Synopsis : C’est le plus beau jour de leur vie : Koldo et Clara se marient ! Entourés de leur famille et de tous leurs amis, ils célèbrent l’événement dans une somptueuse propriété à la campagne. Mais tandis que la soirée bat son plein, certains invités commencent à montrer les signes d’une étrange maladie. En quelques instants, une terrifiante vague de violence s’abat sur la fête et le rêve vire au cauchemar… Séparés au milieu de ce chaos, les mariés se lancent alors, au péril de leur vie, dans une quête désespérée pour se retrouver…
Au départ REC est un film d’épouvante efficace mêlant habilement les superstitions typiques du catholicisme espagnol en jouant des codes d’autres sous-genres de l’épouvante: les zombies, les fantômes et la maison hantée. Sous forme de found-footage très à l’air du temps, le film est une belle surprise. L’histoire, cependant, se devait de s’arrêter là. Le succès aidant, les réalisateurs ont finalement peu hésité a réaliser une suite directe. Celle-ci se déroule, tel 24h Chrono, deux minutes après le générique de fin du premier. Les réalisateurs, en suivant une brigade d’intervention spéciale lourdement armée et équipée de casques munis de caméras, ont tentés (toujours aussi habillement) une relecture d’Aliens de James Cameron. Résultat un film sec, percutant, sans doute le plus réussi de la saga. S’étant parjurés une première fois, il n’y plus de raison de les croire dorénavant, une suite à REC2 était inévitable.

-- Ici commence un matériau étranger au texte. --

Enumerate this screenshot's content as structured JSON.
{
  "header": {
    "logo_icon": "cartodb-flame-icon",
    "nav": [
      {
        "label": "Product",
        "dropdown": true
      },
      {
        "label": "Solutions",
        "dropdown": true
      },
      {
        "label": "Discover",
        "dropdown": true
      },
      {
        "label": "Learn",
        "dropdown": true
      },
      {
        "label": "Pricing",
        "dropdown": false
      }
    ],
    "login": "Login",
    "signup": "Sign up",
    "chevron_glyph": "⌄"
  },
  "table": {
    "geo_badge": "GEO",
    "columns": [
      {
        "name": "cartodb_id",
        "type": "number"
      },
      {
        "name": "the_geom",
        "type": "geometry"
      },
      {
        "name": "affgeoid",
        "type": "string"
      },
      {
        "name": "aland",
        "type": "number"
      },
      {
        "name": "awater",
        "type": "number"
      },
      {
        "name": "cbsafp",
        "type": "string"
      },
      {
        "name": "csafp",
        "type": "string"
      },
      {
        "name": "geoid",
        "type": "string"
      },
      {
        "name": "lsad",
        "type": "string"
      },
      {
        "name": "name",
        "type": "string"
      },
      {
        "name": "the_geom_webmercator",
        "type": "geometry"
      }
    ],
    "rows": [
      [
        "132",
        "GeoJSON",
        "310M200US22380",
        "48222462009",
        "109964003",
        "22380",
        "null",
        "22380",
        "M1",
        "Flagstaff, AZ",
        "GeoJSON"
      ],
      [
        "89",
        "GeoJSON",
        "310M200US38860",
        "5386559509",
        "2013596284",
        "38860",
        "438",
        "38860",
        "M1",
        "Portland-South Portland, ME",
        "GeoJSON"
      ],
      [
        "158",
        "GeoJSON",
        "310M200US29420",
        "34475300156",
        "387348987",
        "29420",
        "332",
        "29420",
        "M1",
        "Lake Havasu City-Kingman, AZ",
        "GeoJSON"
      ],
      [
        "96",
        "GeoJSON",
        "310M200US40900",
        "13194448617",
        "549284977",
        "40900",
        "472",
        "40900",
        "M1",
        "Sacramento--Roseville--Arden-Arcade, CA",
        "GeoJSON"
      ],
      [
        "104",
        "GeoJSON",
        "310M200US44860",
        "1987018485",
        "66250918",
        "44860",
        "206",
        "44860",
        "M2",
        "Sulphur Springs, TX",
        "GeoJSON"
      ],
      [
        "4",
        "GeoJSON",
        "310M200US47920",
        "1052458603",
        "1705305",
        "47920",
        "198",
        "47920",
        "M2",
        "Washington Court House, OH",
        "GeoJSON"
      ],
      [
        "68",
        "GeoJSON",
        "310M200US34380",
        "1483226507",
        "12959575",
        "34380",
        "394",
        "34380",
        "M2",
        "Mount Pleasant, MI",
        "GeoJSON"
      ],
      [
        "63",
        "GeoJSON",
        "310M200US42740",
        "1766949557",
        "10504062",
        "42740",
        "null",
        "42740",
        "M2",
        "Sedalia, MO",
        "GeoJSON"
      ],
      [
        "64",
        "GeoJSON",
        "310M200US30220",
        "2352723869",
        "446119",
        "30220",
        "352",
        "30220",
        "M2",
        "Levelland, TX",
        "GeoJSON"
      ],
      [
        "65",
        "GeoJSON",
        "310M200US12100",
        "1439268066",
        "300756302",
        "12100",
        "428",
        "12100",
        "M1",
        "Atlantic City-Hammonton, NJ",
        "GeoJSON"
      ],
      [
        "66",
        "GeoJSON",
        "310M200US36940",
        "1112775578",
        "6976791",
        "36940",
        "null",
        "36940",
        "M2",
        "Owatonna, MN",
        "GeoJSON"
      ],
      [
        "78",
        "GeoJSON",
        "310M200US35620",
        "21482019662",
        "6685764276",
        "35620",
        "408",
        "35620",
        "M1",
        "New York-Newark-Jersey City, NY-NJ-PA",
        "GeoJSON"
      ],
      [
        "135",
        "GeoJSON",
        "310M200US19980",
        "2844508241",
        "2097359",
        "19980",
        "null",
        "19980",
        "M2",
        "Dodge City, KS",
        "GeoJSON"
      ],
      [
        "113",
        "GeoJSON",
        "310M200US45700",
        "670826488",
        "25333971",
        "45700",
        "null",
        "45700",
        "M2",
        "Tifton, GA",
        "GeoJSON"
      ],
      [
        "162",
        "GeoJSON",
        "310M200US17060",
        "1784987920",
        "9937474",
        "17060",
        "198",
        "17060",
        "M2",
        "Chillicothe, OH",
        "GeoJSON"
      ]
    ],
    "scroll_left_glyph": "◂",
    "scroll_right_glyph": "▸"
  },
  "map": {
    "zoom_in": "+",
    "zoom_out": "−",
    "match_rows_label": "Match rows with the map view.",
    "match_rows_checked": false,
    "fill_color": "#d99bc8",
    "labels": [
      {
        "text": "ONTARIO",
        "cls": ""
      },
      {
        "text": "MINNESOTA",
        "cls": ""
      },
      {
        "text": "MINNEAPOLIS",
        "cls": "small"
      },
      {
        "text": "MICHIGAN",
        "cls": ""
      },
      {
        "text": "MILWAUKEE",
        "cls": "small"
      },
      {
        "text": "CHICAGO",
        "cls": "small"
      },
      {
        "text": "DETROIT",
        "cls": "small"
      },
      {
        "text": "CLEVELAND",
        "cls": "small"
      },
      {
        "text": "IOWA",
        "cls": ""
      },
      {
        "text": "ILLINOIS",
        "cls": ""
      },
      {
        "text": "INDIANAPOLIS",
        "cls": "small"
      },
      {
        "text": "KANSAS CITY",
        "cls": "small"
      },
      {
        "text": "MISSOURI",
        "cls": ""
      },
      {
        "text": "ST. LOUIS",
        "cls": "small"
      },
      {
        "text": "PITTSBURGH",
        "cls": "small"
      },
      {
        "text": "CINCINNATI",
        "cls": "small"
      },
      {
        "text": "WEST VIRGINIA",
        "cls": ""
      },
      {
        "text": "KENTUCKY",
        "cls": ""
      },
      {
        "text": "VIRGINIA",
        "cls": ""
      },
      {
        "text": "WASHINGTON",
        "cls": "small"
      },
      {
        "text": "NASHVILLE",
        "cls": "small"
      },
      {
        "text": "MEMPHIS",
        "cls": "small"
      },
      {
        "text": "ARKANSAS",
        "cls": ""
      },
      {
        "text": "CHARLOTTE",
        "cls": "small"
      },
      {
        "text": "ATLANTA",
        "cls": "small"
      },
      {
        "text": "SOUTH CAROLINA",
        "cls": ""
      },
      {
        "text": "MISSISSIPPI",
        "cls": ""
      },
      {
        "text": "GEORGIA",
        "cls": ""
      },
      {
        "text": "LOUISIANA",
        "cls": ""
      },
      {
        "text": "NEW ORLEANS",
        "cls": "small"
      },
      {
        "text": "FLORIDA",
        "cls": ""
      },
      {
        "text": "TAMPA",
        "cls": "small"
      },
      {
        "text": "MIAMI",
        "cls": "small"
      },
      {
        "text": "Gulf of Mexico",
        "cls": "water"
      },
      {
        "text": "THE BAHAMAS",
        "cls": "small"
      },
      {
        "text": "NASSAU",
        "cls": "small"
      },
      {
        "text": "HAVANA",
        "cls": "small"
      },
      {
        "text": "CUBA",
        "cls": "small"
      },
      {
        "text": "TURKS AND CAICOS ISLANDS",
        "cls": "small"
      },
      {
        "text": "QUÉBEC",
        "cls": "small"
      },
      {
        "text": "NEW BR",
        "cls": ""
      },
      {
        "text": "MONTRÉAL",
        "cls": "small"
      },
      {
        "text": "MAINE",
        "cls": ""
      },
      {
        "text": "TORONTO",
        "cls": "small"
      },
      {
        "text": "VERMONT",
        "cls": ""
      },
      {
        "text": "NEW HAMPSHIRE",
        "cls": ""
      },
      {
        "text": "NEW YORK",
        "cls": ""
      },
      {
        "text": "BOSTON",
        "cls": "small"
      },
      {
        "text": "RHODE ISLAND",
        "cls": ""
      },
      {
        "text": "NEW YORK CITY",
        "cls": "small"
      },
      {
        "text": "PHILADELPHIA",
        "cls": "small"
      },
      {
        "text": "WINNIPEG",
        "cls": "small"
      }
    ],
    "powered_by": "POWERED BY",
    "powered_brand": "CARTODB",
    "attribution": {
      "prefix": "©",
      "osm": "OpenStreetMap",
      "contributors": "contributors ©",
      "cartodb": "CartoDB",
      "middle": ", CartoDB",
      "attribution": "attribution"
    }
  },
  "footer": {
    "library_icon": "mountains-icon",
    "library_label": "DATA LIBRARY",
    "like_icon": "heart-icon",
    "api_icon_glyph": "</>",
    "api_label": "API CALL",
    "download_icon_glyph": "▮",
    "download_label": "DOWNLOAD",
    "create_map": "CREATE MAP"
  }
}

Pourtant, après plusieurs années attaché à REC, Jaume Balaguero a voulu s’aérer en réalisant l’hitchcockien Malveillance avec la belle Marta Etura (à l’affiche du sublime Eva) et l’intriguant Luis Tosar (Ne Dis Rien, Mes Chers Voisins). Paco Plaza, lui, pensait ne pas avoir suffisamment exploité leur univers horrifique et c’est pourquoi les deux hommes ont décidés de mettre en chantier REC3: Genesis. Balaguero, à la production, soutien Paco Plaza, seul aux commandes. Cette nouvelle répartition des taches est une des heureuses surprises de ce nouvel opus. Bicéphales les deux premiers films étaient les fruits délicieux du consensus. REC3 est une plongée dans le cerveau d’un enfant de la Movida à l’opposé de l’ambiance tendue des deux précédents. Laissé libre, l’esprit Plaza, mixe le mélodrame à la Almodovar et le gore décomplexé d’Action Mutante ou du Jour de la Bête d’Alex de la Iglesias.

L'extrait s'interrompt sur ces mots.